Kevin Murphy, April 17, 2014, Domain Registries

Wanna buy a SOCIAL brand pen for a dollar? No? How about social.web or cloud.guru or direct.flowers?

pensOne intellectual property lawyer closely associated with a number of new gTLD registries has been using a flimsy online pen-selling business in order to obtain potentially valuable domains during sunrise periods.

Thomas Brackey of Beverley Hills law firm Freund & Brackey has acquired dozens of premium domain names during sunrise periods. He was good enough to share some of the details with DI.

Brackey owns three trademarks on the terms “DIRECT”, “SOCIAL” and “CLOUD”. All three were registered in Switzerland in late 2012, having been applied for in July that year.

All three cover the category “stylos”, or pens.

If you want to buy a CLOUD brand pen, you can do so at pentm.ch, a web site Brackey seems to have thrown up rather quickly using Shopify.

All three marks appear to have been registered via Marcaria.com, which charges $960 for a Swiss trademark registration.

Brackey obtained Trademark Clearinghouse registrations for his three trademarks, which would have cost him at least $150 per mark.

He seems to have used the pentm.ch web site to fulfill the TMCH’s “proof of use” requirement.

With TMCH registrations, he’s able to participate in new gTLD sunrise periods, giving him the first opportunity to register social.tld, cloud.tld and direct.tld for the usual inflated sunrise prices.

The pens themselves, Brackey assures us, are real.

But he makes no attempt to pretend that the pen-selling business was in thriving need of brand protection under the new gTLD program’s brand protection mechanisms.

Brackey told DI:

In the course of preparing new gTLD applications, I came to be pretty familiar with the various policy developments surrounding the creation and implementation of the TMCH.

For the first time mark holders of all stripes, and from every country would be given a pre-emptive right to acquire domain names that had nothing to do with the substance of their brands.

Musing on that, I identified what I believed to be a legitimate opportunity to acquire some domain names in the newTLD landscape. More curious than anything, I decided to put my theory to the test and resolved to try buying some domain names.

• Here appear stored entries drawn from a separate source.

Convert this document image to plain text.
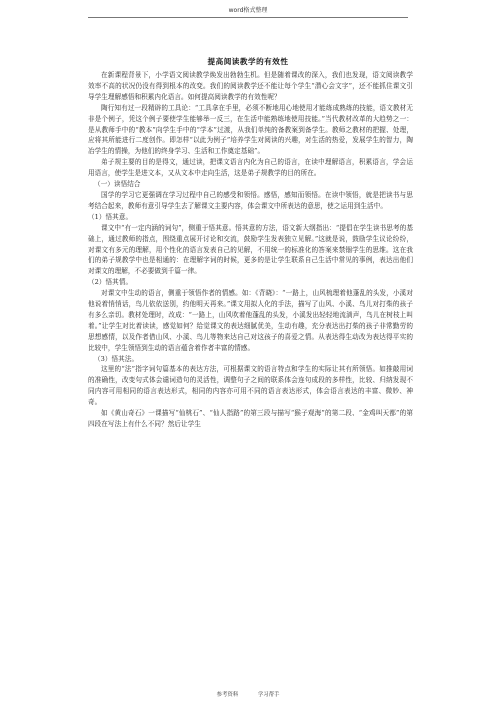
word格式整理
提高阅读教学的有效性

在新课程背景下，小学语文阅读教学焕发出勃勃生机。但是随着课改的深入，我们也发现，语文阅读教学效率不高的状况仍没有得到根本的改变。我们的阅读教学还不能让每个学生“潜心会文字”，还不能抓住课文引导学生理解感悟和积累内化语言。如何提高阅读教学的有效性呢？

陶行知有过一段精辟的工具论：“工具拿在手里，必须不断地用心地使用才能练成熟练的技能，语文教材无非是个例子，凭这个例子要使学生能够举一反三，在生活中能熟练地使用技能。”当代教材改革的大趋势之一：是从教师手中的“教本”向学生手中的“学本”过渡，从我们单纯的备教案到备学生。教师之教材的把握、处理，应将其所能进行二度创作。即怎样“以此为例子”培养学生对阅读的兴趣，对生活的热爱，发展学生的智力，陶冶学生的情操，为他们的终身学习、生活和工作奠定基础”。

弟子规主要的目的是得文，通过读，把课文语言内化为自己的语言，在读中理解语言，积累语言，学会运用语言，使学生是进文本，又从文本中走向生活，这是弟子规教学的目的所在。

（一）读悟结合

国学的学习它更强调在学习过程中自己的感受和领悟。感悟，感知而领悟。在读中领悟，就是把读书与思考结合起来，教师有意引导学生去了解课文主要内容，体会课文中所表达的意思，使之运用到生活中。

（1）悟其意。

课文中“有一定内涵的词句”，侧重于悟其意。悟其意的方法，语文新大纲指出：“提倡在学生读书思考的基础上，通过教师的指点，围绕重点展开讨论和交流，鼓励学生发表独立见解。”这就是说，鼓励学生议论纷纷，对课文有多元的理解，用个性化的语言发表自己的见解，不用统一的标准化的答案来禁锢学生的思维。这在我们的弟子规教学中也是相通的：在理解字词的时候，更多的是让学生联系自己生活中常见的事例，表达出他们对课文的理解，不必要做到千篇一律。

（2）悟其情。

对课文中生动的语言，侧重于领悟作者的情感。如：《背晓》：“一路上，山风梳理着他蓬乱的头发，小溪对他说着悄悄话，鸟儿依依送别，约他明天再来。”课文用拟人化的手法，描写了山风、小溪、鸟儿对打柴的孩子有多么亲切。教材处理时，改成：“一路上，山风吹着他蓬乱的头发，小溪发出轻轻地流淌声，鸟儿在树枝上叫着。”让学生对比着读读，感觉如何？给觉课文的表达细腻优美，生动有趣，充分表达出打柴的孩子非常勤劳的思想感情，以及作者借山风、小溪、鸟儿等物来达自己对这孩子的喜爱之情。从表达得生动改为表达得平实的比较中，学生领悟到生动的语言蕴含着作者丰富的情感。

（3）悟其法。

这里的“法”指字词句篇基本的表达方法，可根据课文的语言特点和学生的实际让其有所领悟。如推敲用词的准确性，改变句式体会谴词造句的灵活性，调整句子之间的联系体会连句成段的多样性，比较、归纳发现不同内容可用相同的语言表达形式，相同的内容亦可用不同的语言表达形式，体会语言表达的丰富、微妙、神奇。

如《黄山奇石》一课描写“仙桃石”、“仙人指路”的第三段与描写“猴子观海”的第二段、“金鸡叫天都”的第四段在写法上有什么不同？然后让学生

参考资料	学习帮手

I’m not sure what I’m going to do with the domains I’ve purchased. I’ve never been a domain investor before, and not confident I qualify as one now. It’s all a bit of an experiment at this point and is certainly fascinating territory from an IP perspective.

There will no doubt be a number of important international legal developments that arise from the gTLD process — new rules, new policies and new opportunities.

At least two of Brackey’s new gTLD clients — What Box? and Plan Bee, which use Brackey’s law firm as their mailing address — have also registered large numbers of sunrise names using this same method.

He’s even selling Plan Bee’s “CONSTRUCTION” and “BUILD” pens on his web site.

Brackey acknowledged that some people take a “pretty dim view” of what he’s doing.

I’d have to say I’m one of them.

In my view, while Brackey may not be strictly breaking the rules of the new gTLD program, he’s certainly not acting within their spirit.

Members of Intellectual Property Constituency and others fought hard for rights protection mechanisms that would help them protect their or their clients’ pre-existing brands from cybersquatters.

The RPMs were not designed to provide a way for investors to avoid landrush auctions or a mad scramble for nice names on the first days of general availability.

The “proof of use” requirement was added to the rules in order prevent the kind of debacle we saw with the European Union’s .eu launch, where bogus trademarks were used to game EurID’s sunrise period.

But the barrier is tissue-thin, requiring merely a screenshot of a web site to overcome.

Gaming new gTLD sunrise periods may not be cheap — it may not even be profitable — but I have to wonder what kind of reputational impact it will have on new gTLD registries that choose to participate.

If you’re a brand owner, would you be more likely or less likely to trust a new gTLD registry that chooses to participate in sunrise gaming?